Ya os comentábamos hace unos días lo que íbamos a hacer este fin de semana, así que con vuestro permiso seguimos llenando la etiqueta «El viento que susurra en la colina» con un nuevo aperitivo:
«—Haz que se calle… —El susurro apenas arañó el silencio, pero bastó para que la orden fuese ejecutada sin dilación ni preguntas por la sombra más grande y espesa de todas, la misma que retrocediendo unos pasos buscó entre las demás una mucho más difusa y pequeña para advertirla esgrimiendo una daga, que por su bien y el del grupo recordara que los degollados no hablan. La calma recuperó inmediatamente su espesor en la lechosa profundidad de la niebla…
Se hacía necesario descansar pero no era posible. Precisaban iluminar sus pasos, pero aquella negligencia había quedado descartada desde que tomaron conciencia de que en la ciénaga no eran los únicos que buscaban algo. El tiempo transcurrido desde que se pusieron en marcha se había dilatado más allá de lo razonable. La humedad comenzaba a hacer mella en el cuero de las botas y la tela de los calzones, abriéndose camino hacia la cintura, las camisas y jubones, con intención de quedarse allí para matarlos uno a uno de frío y desesperanza. Tiritaban del primero al último con los labios amoratados y oscuras ojeras. Cada hombre llevaba encima su peso en hierros y armas, y sobre sus hombros una pesadumbre que comenzaba a aplastarlos como una llosa que ya estaba obrando mella en el brillo de sus miradas. Todo había comenzado como una aventura pero hacía tiempo que se habían dado de bruces con la certeza de que habían caído en una celada en la cual, tornados de cazadores en presas, acabarían por hallarse a merced de aquello que les estaba observando desde más allá de la nada.

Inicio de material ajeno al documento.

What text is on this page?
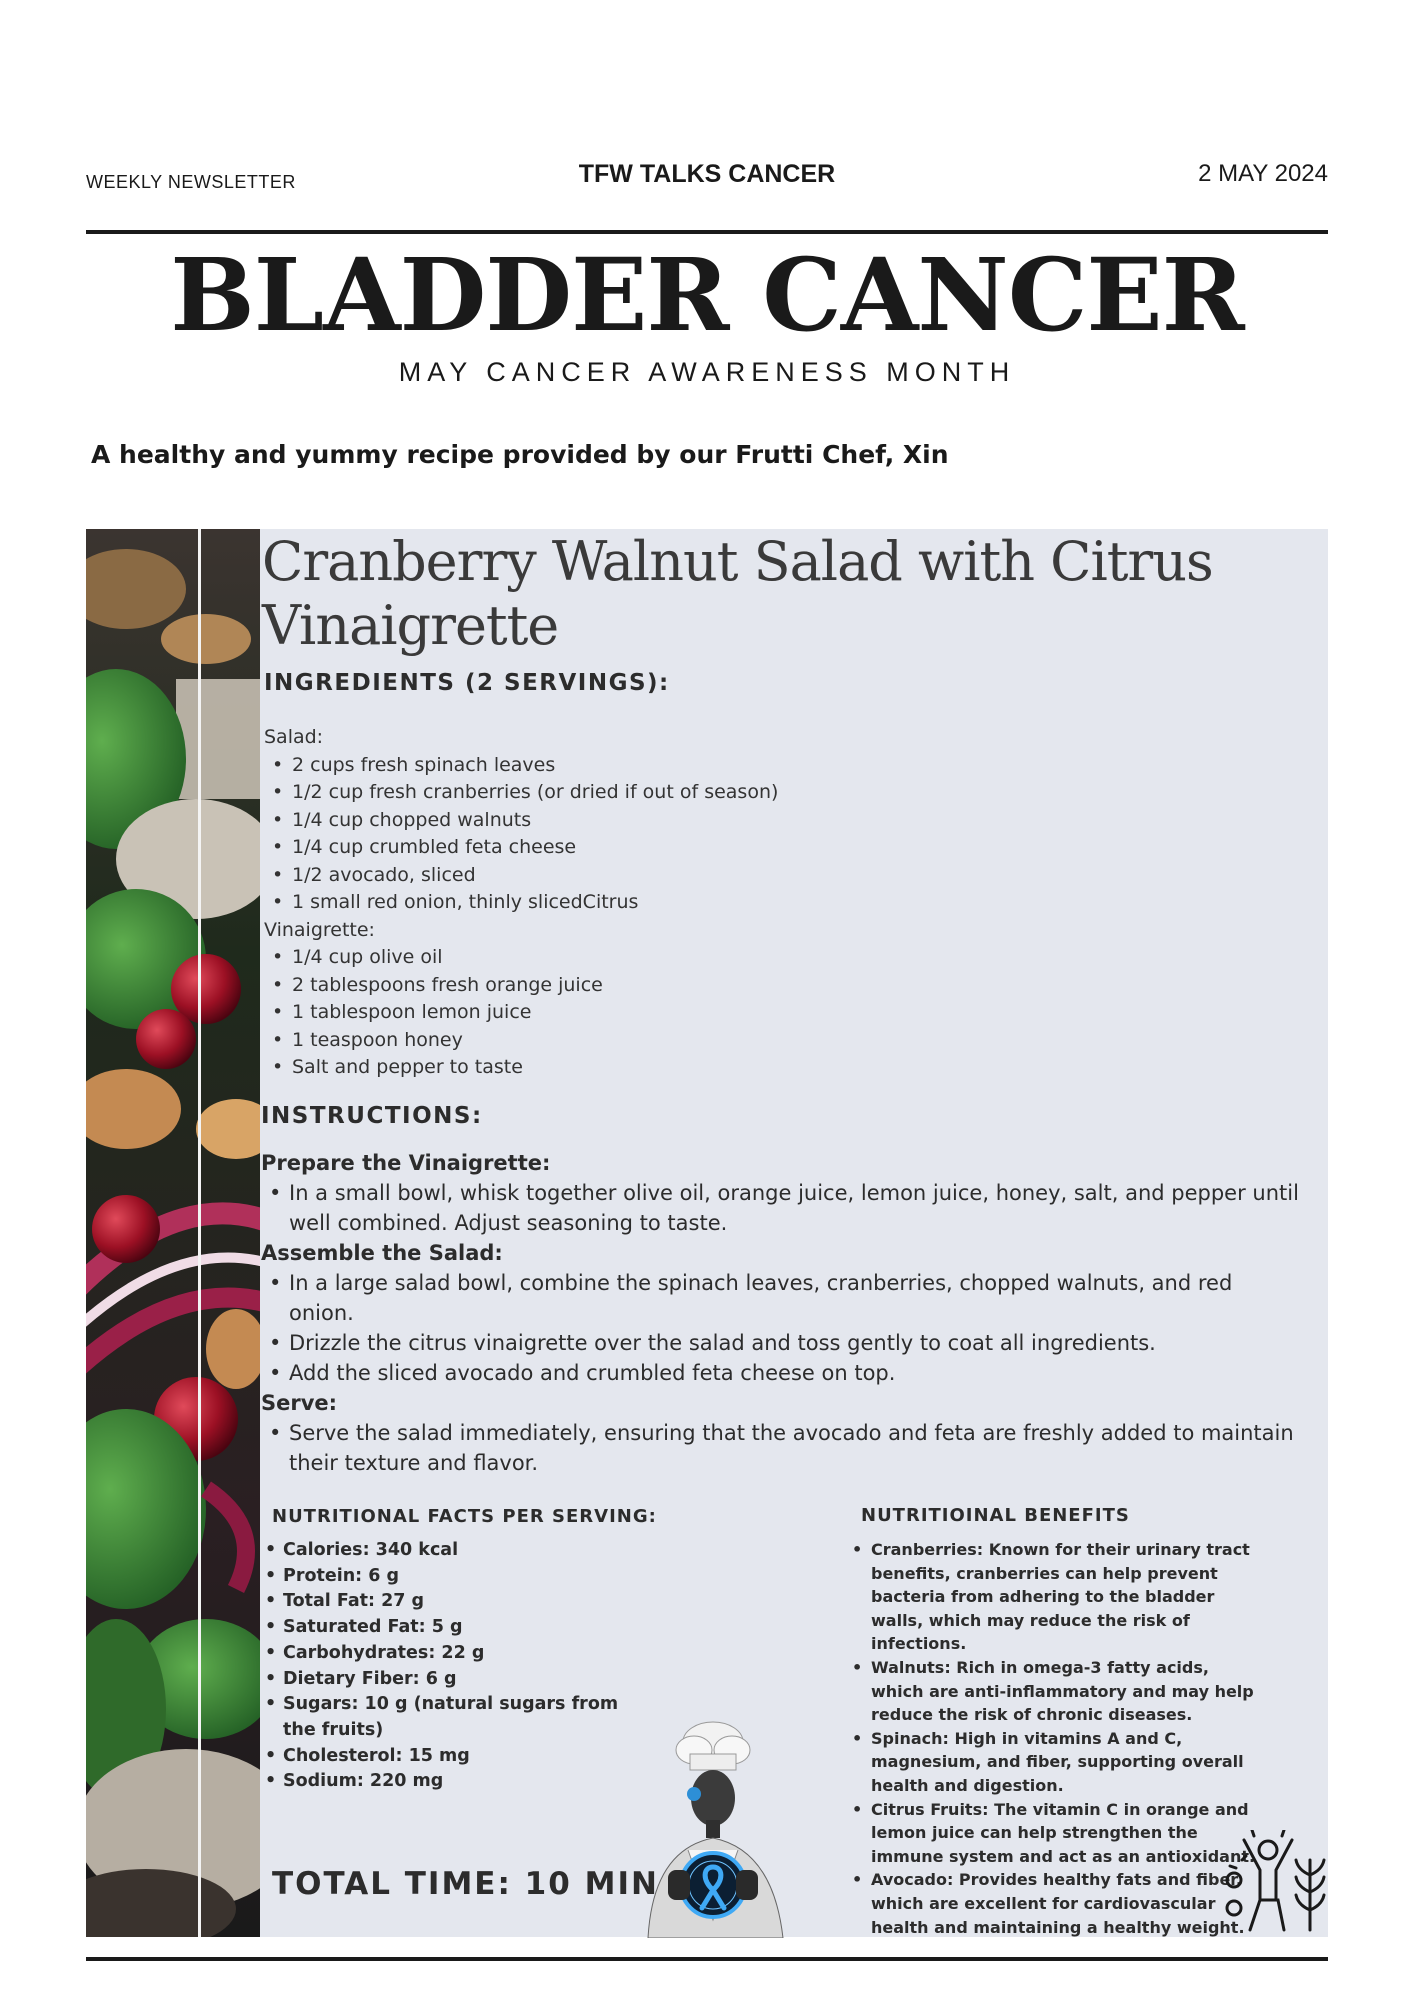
WEEKLY NEWSLETTER	TFW TALKS CANCER	2 MAY 2024
BLADDER CANCER
MAY CANCER AWARENESS MONTH
A healthy and yummy recipe provided by our Frutti Chef, Xin
Cranberry Walnut Salad with Citrus
Vinaigrette
INGREDIENTS (2 SERVINGS):
Salad:
• 2 cups fresh spinach leaves
• 1/2 cup fresh cranberries (or dried if out of season)
• 1/4 cup chopped walnuts
• 1/4 cup crumbled feta cheese
• 1/2 avocado, sliced
• 1 small red onion, thinly slicedCitrus
Vinaigrette:
• 1/4 cup olive oil
• 2 tablespoons fresh orange juice
• 1 tablespoon lemon juice
• 1 teaspoon honey
• Salt and pepper to taste
INSTRUCTIONS:
Prepare the Vinaigrette:
• In a small bowl, whisk together olive oil, orange juice, lemon juice, honey, salt, and pepper until well combined. Adjust seasoning to taste.
Assemble the Salad:
• In a large salad bowl, combine the spinach leaves, cranberries, chopped walnuts, and red onion.
• Drizzle the citrus vinaigrette over the salad and toss gently to coat all ingredients.
• Add the sliced avocado and crumbled feta cheese on top.
Serve:
• Serve the salad immediately, ensuring that the avocado and feta are freshly added to maintain their texture and flavor.
NUTRITIONAL FACTS PER SERVING:
• Calories: 340 kcal
• Protein: 6 g
• Total Fat: 27 g
• Saturated Fat: 5 g
• Carbohydrates: 22 g
• Dietary Fiber: 6 g
• Sugars: 10 g (natural sugars from the fruits)
• Cholesterol: 15 mg
• Sodium: 220 mg
TOTAL TIME: 10 MIN
NUTRITIOINAL BENEFITS
• Cranberries: Known for their urinary tract benefits, cranberries can help prevent bacteria from adhering to the bladder walls, which may reduce the risk of infections.
• Walnuts: Rich in omega-3 fatty acids, which are anti-inflammatory and may help reduce the risk of chronic diseases.
• Spinach: High in vitamins A and C, magnesium, and fiber, supporting overall health and digestion.
• Citrus Fruits: The vitamin C in orange and lemon juice can help strengthen the immune system and act as an antioxidant.
• Avocado: Provides healthy fats and fiber, which are excellent for cardiovascular health and maintaining a healthy weight.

Lo presentían, incluso ella que se había mostrado firme, empezaba a dibujarse inquieta. Habían abandonado caballerías, vituallas y acémilas con las primeras luces del alba, dejando atrás la seguridad de la tierra conocida, en el interior de un viejo y tupido bosque de tejos, acebos y abedules, al cuidado y recaudo de una guardia compuesta por cinco lanzas que tenían órdenes de retomar el camino de vuelta si al cabo de dos jornadas completas no habían vuelto los que abordando la senda señalada por la anciana, la habían seguido en pos de un tesoro que decían, doblegaría la voluntad del hombre más cauto y sensato.
Once figuras en total contandola a ella, se habían adentrado en las peligrosas lindes de la pesadilla cuando el amanecer bañaba de naranjas los costales más altos y las cimas nevadas del Rosanta Grande, mientras el Rosanta Pequeño y sus campos y valles colindantes, se desteñían perezosamente de los abundantes azules y añiles con los que habían sido manchados durante la noche. Sobre tan hermoso escenario se estaría ocultando ahora mismo el sol buscando su merecido descanso, dejando tras de sí un mundo plagado de verdes y rojos encendidos que estaría siendo hollado por conejos, ciervos, venados y jabalíes, por aves, y quién sabe si medido también palmo a palmo por alguna alimaña o rapaz que anduviera tan tarde aún hambrienta.
El astro rey buscaba el ocaso y la oscuridad los estaba engullendo. Los presagios eran negros. En el vientre hediondo del pantano el atardecer deformaba las figuras y amasaba las formas mientras devoraba la poca luz que quedaba con afán y glotonería de chiquillo, tiznando de lóbregas sensaciones los jirones de niebla que les envolvían. Unos pasos más y se adentrarían inevitablemente en la oscuridad más absoluta, en su reino y en sus peligros, quedando a su merced.»